The fire, unnatural as it was, consumed him quickly, but to me it was a ghastly, crawling eternity before something in him—his heart, I thought, for that was where the fire had begun—exploded. I ducked away, cowering against the wall, and felt hot shreds of him fall on my hair and left shoulder and back. It was only partly the pain that had me in a panic to shake them off and beat out the sparks.
When I could look again, Malkar Gennadion was a pile of coals settling slowly into ash. He was dead; he could be nothing but dead. There could be no miraculous resurrection from this for him.
I drew a deep, shuddering, painful breath. I stepped around the remains of my former master, torturer, lover, teacher. Knelt down by my brother.
His eyes blinked open, dazed and hurt, but maybe… maybe they were not quite so cold? Maybe I was deluding myself.

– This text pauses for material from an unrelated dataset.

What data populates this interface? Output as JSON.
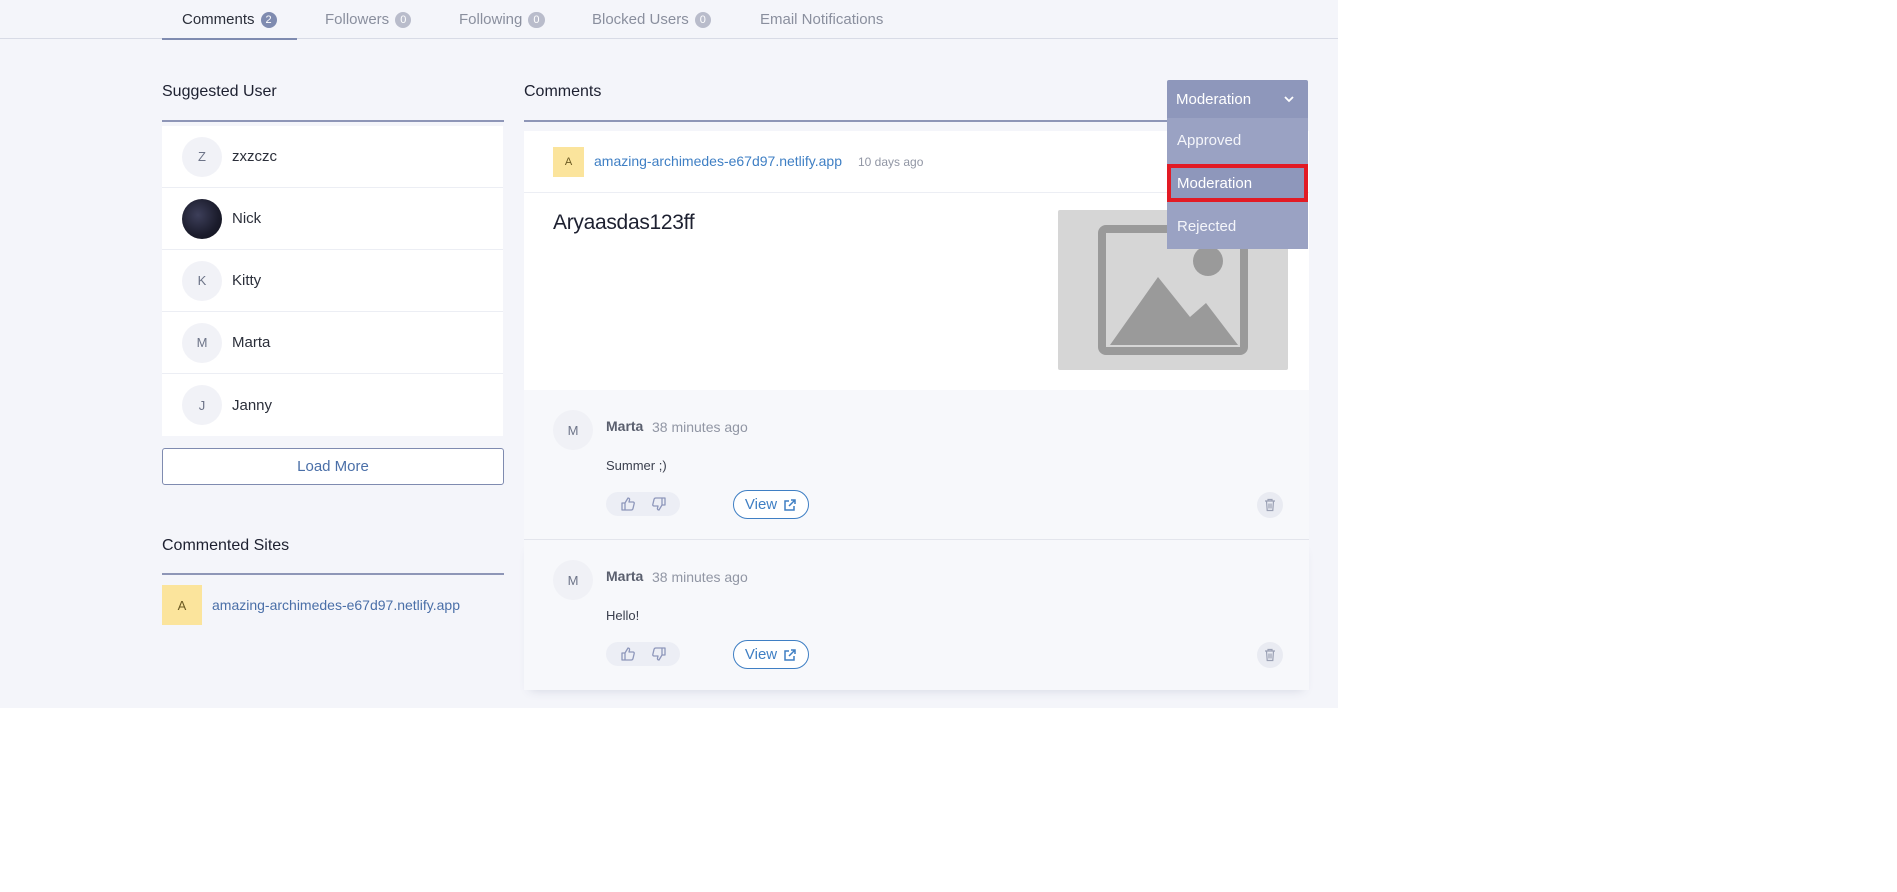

“Dead?” His voice was a harsh, slurry rasp, worse than I had ever heard it.
“Yes.”
“Need…” He reached for me, and I understood. I helped him sit up, edged myself awkwardly around so that he could see.
He looked, unblinking, for a long time. It was only very slowly that I realized he was crying, even more slowly that I realized I was crying, too. I put my arms around him; he hugged me back with surprising strength. We crouched there for some time in the darkness, weeping while the ashes of our nemesis settled and smoldered in the middle of the room.